Fourteenth Amendment Worries Should Not Stop Republican Senators from Convicting Trump

POLITICS & POLICY
President Donald Trump boards Air Force One at Valley International Airport after visiting the U.S.-Mexico border wall in Harlingen, Texas, January 12, 2021. (Carlos Barria/Reuters)

My colleagues Dan McLaughlin and Andrew C. McCarthy have both written about the possibility that Democrats or progressive lawyers will use Section 3 of the 14th Amendment to disqualify from holding office not just President Trump but Republican lawmakers who objected to counting presidential electors. (Section 3 disqualifies from civil or military office anyone “who, having previously taken an oath, as a member of Congress, or as an officer of the United States, or as a member of any State legislature, or as an executive or judicial officer of any State, to support the Constitution of the United States, shall have engaged in insurrection or rebellion against the same, or given aid or comfort to the enemies thereof.”)
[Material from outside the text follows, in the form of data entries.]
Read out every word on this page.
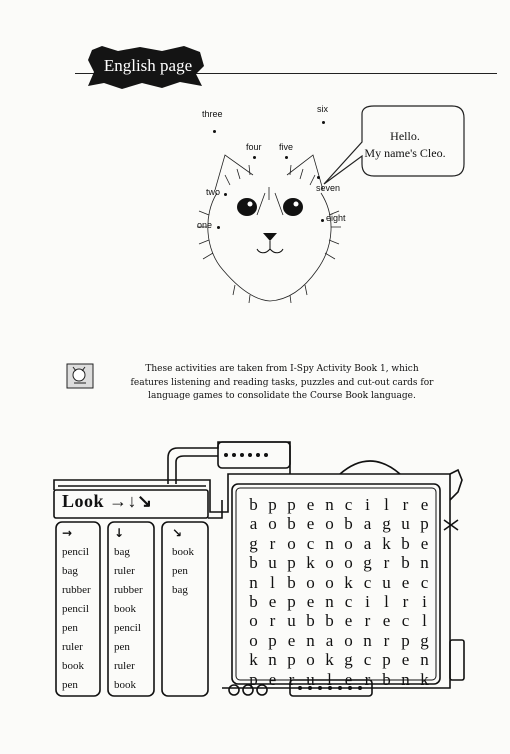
English page
three	six
four five
two	seven
one
eight
Hello.
My name's Cleo.
These activities are taken from I-Spy Activity Book 1, which
features listening and reading tasks, puzzles and cut-out cards for
language games to consolidate the Course Book language.
Look →↓↘
→
pencil
bag
rubber
pencil
pen
ruler
book
pen
↓
bag
ruler
rubber
book
pencil
pen
ruler
book
↘
book
pen
bag
b p p e n c i l r e
a o b e o b a g u p
g r o c n o a k b e
b u p k o o g r b n
n l b o o k c u e c
b e p e n c i l r i
o r u b b e r e c l
o p e n a o n r p g
k n p o k g c p e n
p e r u l e r b n k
But there is a significant difference between their views.

Dan, who thinks the Senate should try Trump on the article of impeachment that the House has passed, convict him, and disqualify him from holding future office, thinks additionally that Section 3 would not properly apply to Trump, let alone to members of Congress. His point was that the 14th Amendment would be the wrong constitutional tool to use against Trump and also would present a political risk.

Andy, who in a Senate trial would reluctantly vote to convict Trump, would nonetheless prefer for various reasons that the Senate not hold a trial. One of those reasons is that, since the article of impeachment accuses Trump of “incitement of insurrection,” the 14th Amendment might subsequently be invoked against Republican lawmakers who objected to certifying the electoral vote.

I agree with Andy and Dan about what senators should do when the choice confronts them. (The odds of there not being a trial are close to nil, given that Senators McConnell and Schumer both seem to want one.) But I find Dan’s view much more compelling. It’s one thing to say, as Dan in effect does, “Don’t remove Trump via the 14th Amendment, because that would be constitutionally wrong, and moreover would lay the ground for Democrats to use that exact same procedure wrongly again against other officeholders.” It’s another to say, as Andy in effect does, “Don’t hold an impeachment trial and convict Trump even though that would be constitutionally permissible and justified on the merits, because then the Democrats might try to use a different procedure, which would not be justified on the merits, against other officeholders.” I have great respect for Andy, but on this occasion I find his position too unmoored from the question of what would, in fact, be constitutionally sound. In general, I would not want to follow the rule (see §§10, 14) of declining to take a justified course for fear that it will lead to an unjustified course. This would give error a kind of veto power over truth, and could push our politics farther toward being a contest of subjective wills rather than a practice rooted in objectivity.

Of course, one shouldn’t be naïve. But I also think that, as a practical matter, a 50–50 Senate will not be able to take the drastic step of expelling some of its own members. Nor does it seem likely that Speaker Pelosi will find it politically realistic to expel something like a quarter of the House (i.e., the more than half of Republicans who objected to certifying the presidential vote). If Democrats would like Trump convicted, it would serve them well to make clear that they do not plan to create such a political and constitutional crisis. And Senate Republicans who vote to convict can surely state on the record that they are not construing the word “insurrection” in the meaning of Section 3 but rather in its broad everyday sense (which would in turn help constrain courts ruling on any lawsuits that sought to invoke Trump’s conviction as grounds for removing members of Congress under Section 3).

Mitch McConnell had it just right when he spoke on January 6 of “this failed insurrection.” An insurrection, in the common sense, is “an act or instance of revolting against civil authority or an established government.” To revolt, in one common sense, means “to renounce allegiance or subjection (as to a government).” We may assume that the insurrectionists who stormed the Capitol did so with a variety of subjective attitudes, dispositions to commit violence or murder, etc. But they were all there because they had renounced their allegiance to, and their duty to be bound by, our established government in respect of its constitutional procedures for the transition of presidential power. It would be a shame if that basic truth got lost in technical discussions of legal arcana.